The agreement, we are now told, was about clearing the encampment a day before thousands of parents and prospective students were slated to visit the campus.  The chancellor may not have wanted tents and chants to overshadow the day-long recruitment events, but he had other options for handling the issue. He could have told the parents that he supports students’ rights to protest and that he is talking with them. He could have favorably compared UC Riverside to the chaos at UCLA, and he could have said that it is not the role of the university to take stands on foreign policy.  Institutional neutrality is a principle and asset many university presidents understand and have applied to the “pro-Palestinian” protests.

Wilcox’s capitulation is not an isolated event or even surprising. Rather, it is the culmination of a long series of failures by the administration to protect the rights of Jewish students. Hillel has been vandalized.  Speakers have been prevented from speaking due to the failure of the UCR police to provide security. Jewish students have been harassed. Posters that violate university policy have been allowed to stand.  Protesters have marched through campus repeatedly chanting slogans the administration knows are heard by Jews as threatening, yet no efforts have been made to educate the student population about how Jews hear the chants. Scores of emails sent to the chancellor raising these concerns have gone unanswered.  
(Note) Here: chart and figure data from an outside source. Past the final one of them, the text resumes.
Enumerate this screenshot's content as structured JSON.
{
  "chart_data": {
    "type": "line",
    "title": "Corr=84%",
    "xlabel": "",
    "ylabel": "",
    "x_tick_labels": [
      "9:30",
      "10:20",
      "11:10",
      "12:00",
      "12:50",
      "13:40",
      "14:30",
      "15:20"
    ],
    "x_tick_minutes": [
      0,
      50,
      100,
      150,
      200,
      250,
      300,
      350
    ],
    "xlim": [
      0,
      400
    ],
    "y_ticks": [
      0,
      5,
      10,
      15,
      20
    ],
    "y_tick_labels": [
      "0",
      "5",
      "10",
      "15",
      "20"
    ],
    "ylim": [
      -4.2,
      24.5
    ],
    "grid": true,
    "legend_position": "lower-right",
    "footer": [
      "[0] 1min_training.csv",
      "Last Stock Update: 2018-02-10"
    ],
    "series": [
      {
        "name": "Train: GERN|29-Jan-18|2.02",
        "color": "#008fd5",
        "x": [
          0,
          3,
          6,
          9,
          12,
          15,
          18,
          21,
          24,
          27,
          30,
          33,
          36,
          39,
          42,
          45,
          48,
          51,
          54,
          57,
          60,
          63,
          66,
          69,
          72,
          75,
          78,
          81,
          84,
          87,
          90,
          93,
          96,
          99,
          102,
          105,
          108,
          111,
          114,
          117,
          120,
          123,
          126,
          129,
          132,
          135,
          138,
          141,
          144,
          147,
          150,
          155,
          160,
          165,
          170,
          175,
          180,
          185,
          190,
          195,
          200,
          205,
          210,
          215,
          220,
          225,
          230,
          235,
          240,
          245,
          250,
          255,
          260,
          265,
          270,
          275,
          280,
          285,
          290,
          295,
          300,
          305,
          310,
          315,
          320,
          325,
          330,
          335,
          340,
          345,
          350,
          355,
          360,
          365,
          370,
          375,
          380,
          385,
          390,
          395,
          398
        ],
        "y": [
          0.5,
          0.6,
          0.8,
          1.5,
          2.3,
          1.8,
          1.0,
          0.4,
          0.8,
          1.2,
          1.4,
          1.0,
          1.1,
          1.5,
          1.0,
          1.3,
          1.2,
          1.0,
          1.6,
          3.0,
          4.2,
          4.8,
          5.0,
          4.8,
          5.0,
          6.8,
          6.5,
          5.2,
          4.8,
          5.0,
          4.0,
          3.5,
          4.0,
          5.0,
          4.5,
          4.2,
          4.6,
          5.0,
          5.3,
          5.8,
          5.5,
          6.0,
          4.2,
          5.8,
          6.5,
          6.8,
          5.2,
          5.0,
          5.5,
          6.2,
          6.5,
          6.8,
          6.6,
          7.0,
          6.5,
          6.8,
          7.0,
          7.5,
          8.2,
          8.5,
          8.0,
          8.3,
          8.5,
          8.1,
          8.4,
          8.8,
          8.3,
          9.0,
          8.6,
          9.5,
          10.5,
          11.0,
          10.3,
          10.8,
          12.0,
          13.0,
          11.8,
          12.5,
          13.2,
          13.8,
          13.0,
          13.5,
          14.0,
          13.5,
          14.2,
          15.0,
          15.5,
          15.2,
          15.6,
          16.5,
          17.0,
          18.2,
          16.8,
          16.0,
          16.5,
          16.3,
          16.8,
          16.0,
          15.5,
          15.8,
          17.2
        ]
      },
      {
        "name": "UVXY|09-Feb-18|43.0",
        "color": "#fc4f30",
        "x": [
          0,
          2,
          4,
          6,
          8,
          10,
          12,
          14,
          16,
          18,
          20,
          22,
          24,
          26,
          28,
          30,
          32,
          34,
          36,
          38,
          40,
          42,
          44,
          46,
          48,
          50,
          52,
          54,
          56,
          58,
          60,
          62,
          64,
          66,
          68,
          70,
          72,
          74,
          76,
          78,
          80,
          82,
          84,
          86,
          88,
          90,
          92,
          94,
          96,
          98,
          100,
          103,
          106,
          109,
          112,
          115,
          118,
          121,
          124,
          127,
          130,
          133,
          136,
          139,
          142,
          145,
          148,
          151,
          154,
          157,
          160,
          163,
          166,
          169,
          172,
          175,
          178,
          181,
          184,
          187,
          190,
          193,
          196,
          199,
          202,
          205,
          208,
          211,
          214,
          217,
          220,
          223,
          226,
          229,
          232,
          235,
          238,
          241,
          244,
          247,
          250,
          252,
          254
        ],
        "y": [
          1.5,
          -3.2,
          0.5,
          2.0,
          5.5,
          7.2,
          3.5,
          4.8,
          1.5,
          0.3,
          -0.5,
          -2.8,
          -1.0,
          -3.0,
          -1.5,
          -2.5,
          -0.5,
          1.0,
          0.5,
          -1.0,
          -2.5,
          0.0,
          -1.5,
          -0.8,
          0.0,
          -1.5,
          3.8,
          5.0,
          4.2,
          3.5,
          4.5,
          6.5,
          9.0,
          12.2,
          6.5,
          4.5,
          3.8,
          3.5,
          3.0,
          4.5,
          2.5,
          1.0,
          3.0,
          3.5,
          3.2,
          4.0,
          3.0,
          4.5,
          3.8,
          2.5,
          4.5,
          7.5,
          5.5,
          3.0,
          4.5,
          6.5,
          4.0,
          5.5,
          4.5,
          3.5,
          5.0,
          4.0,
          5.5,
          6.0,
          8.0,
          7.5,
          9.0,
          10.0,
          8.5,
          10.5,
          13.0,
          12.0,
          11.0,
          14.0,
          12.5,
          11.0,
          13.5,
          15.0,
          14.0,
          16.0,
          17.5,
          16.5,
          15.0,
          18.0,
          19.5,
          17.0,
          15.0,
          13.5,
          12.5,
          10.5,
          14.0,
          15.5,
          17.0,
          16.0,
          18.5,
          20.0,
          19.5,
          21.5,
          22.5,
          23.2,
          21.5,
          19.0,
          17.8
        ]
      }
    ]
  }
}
Following their disgraceful public capitulation, Wilcox and other administrators scurried to a private meeting with a few Jewish faculty and students. They apologized for not alerting them to the impending announcement and then told them that the agreement would have little impact. A cancelled study abroad program it seems was already going to be closed and no decisions on divestment can be made that violate a UC policy that currently prevents these actions. The provost told Jewish students to be “resilient” in the face of antisemitism. Chancellor Wilcox promised to take into consideration demands from Hillel students. But surely some must have wondered why sincerity would suddenly enter into any agreement with students at Hillel when he had just admitted to dealing cynically with SJP.
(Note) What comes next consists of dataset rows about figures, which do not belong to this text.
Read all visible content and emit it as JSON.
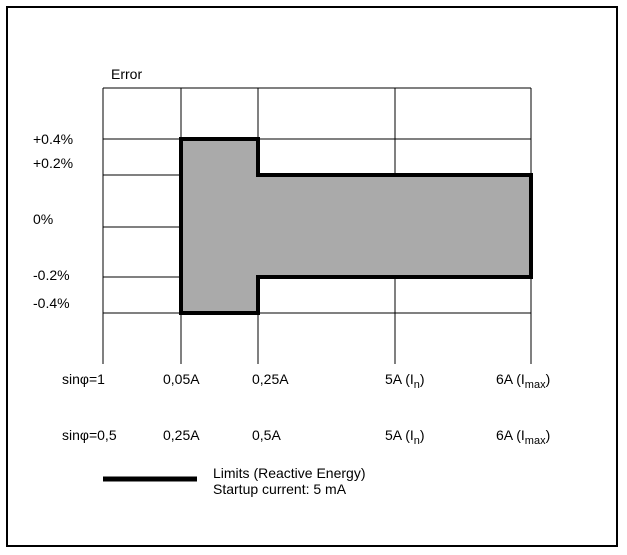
{
  "chart_data": {
    "type": "other",
    "ylabel": "Error",
    "y_tick_labels": [
      "+0.4%",
      "+0.2%",
      "0%",
      "-0.2%",
      "-0.4%"
    ],
    "x_rows": [
      {
        "label": "sinφ=1",
        "ticks": [
          {
            "main": "0,05A",
            "sub": ""
          },
          {
            "main": "0,25A",
            "sub": ""
          },
          {
            "main": "5A (I",
            "sub": "n",
            "suffix": ")"
          },
          {
            "main": "6A (I",
            "sub": "max",
            "suffix": ")"
          }
        ]
      },
      {
        "label": "sinφ=0,5",
        "ticks": [
          {
            "main": "0,25A",
            "sub": ""
          },
          {
            "main": "0,5A",
            "sub": ""
          },
          {
            "main": "5A (I",
            "sub": "n",
            "suffix": ")"
          },
          {
            "main": "6A (I",
            "sub": "max",
            "suffix": ")"
          }
        ]
      }
    ],
    "limit_shape": {
      "segments": [
        {
          "from_tick": 0,
          "to_tick": 1,
          "upper": 0.4,
          "lower": -0.4
        },
        {
          "from_tick": 1,
          "to_tick": 3,
          "upper": 0.2,
          "lower": -0.2
        }
      ]
    },
    "legend": {
      "line1": "Limits (Reactive Energy)",
      "line2": "Startup current: 5 mA"
    },
    "fill_color": "#aaaaaa",
    "line_color": "#000000"
  }
}
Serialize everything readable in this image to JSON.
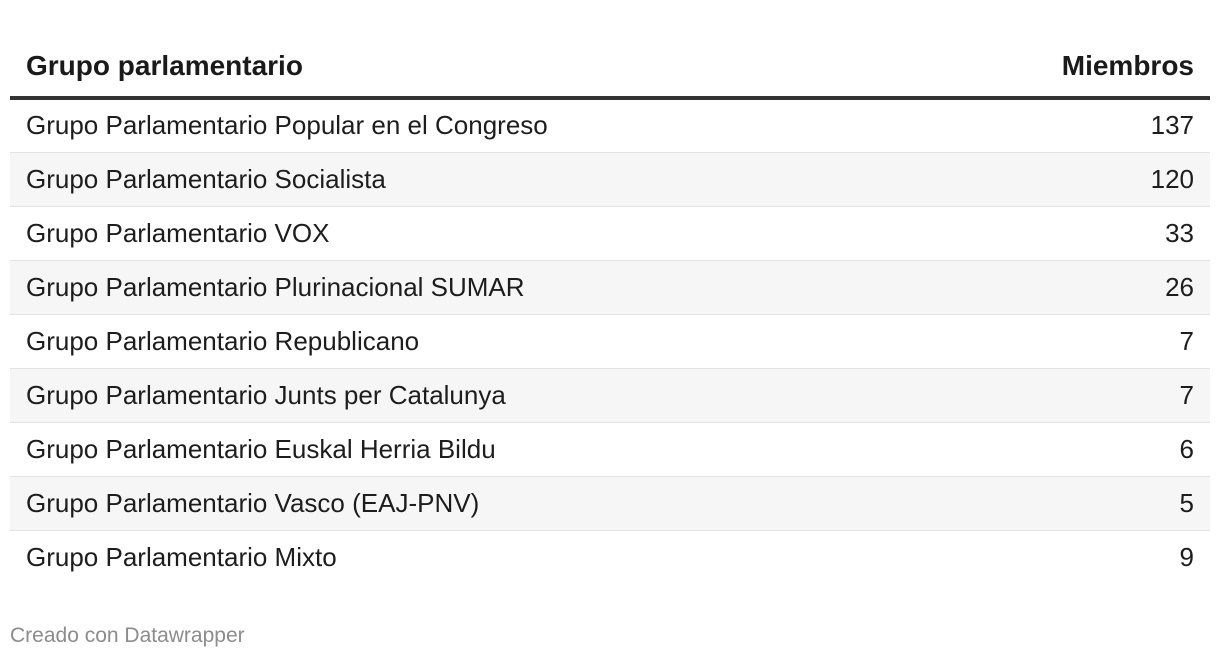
{
  "chart_data": {
    "type": "table",
    "columns": [
      "Grupo parlamentario",
      "Miembros"
    ],
    "rows": [
      {
        "grupo": "Grupo Parlamentario Popular en el Congreso",
        "miembros": "137"
      },
      {
        "grupo": "Grupo Parlamentario Socialista",
        "miembros": "120"
      },
      {
        "grupo": "Grupo Parlamentario VOX",
        "miembros": "33"
      },
      {
        "grupo": "Grupo Parlamentario Plurinacional SUMAR",
        "miembros": "26"
      },
      {
        "grupo": "Grupo Parlamentario Republicano",
        "miembros": "7"
      },
      {
        "grupo": "Grupo Parlamentario Junts per Catalunya",
        "miembros": "7"
      },
      {
        "grupo": "Grupo Parlamentario Euskal Herria Bildu",
        "miembros": "6"
      },
      {
        "grupo": "Grupo Parlamentario Vasco (EAJ-PNV)",
        "miembros": "5"
      },
      {
        "grupo": "Grupo Parlamentario Mixto",
        "miembros": "9"
      }
    ]
  },
  "footer": {
    "credit": "Creado con Datawrapper"
  },
  "colors": {
    "header_rule": "#333333",
    "row_stripe": "#f6f6f6",
    "row_divider": "#e2e2e2",
    "footer_text": "#8c8c8c"
  }
}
Wilcox and his subordinates have damaged the University’s reputation. Many faculty and students feel betrayed and donors are threatening to withhold donations and good will. Compounding the damage, Wilcox seems to have done nothing to prepare his staff from the blowback now occurring. Depending on what happens in the war, the cycle could begin again in the fall. At UC Riverside, we’ve seen our Chamberlain in action. What we hope for now is a Churchill in response.


Steven Brint is Distinguished Professor of Sociology and Public Policy at UC Riverside and director of the Colleges & Universities 2000 Project.  He is the author, most recently, of “Two Cheers for Higher Education” (Princeton University Press, 2019).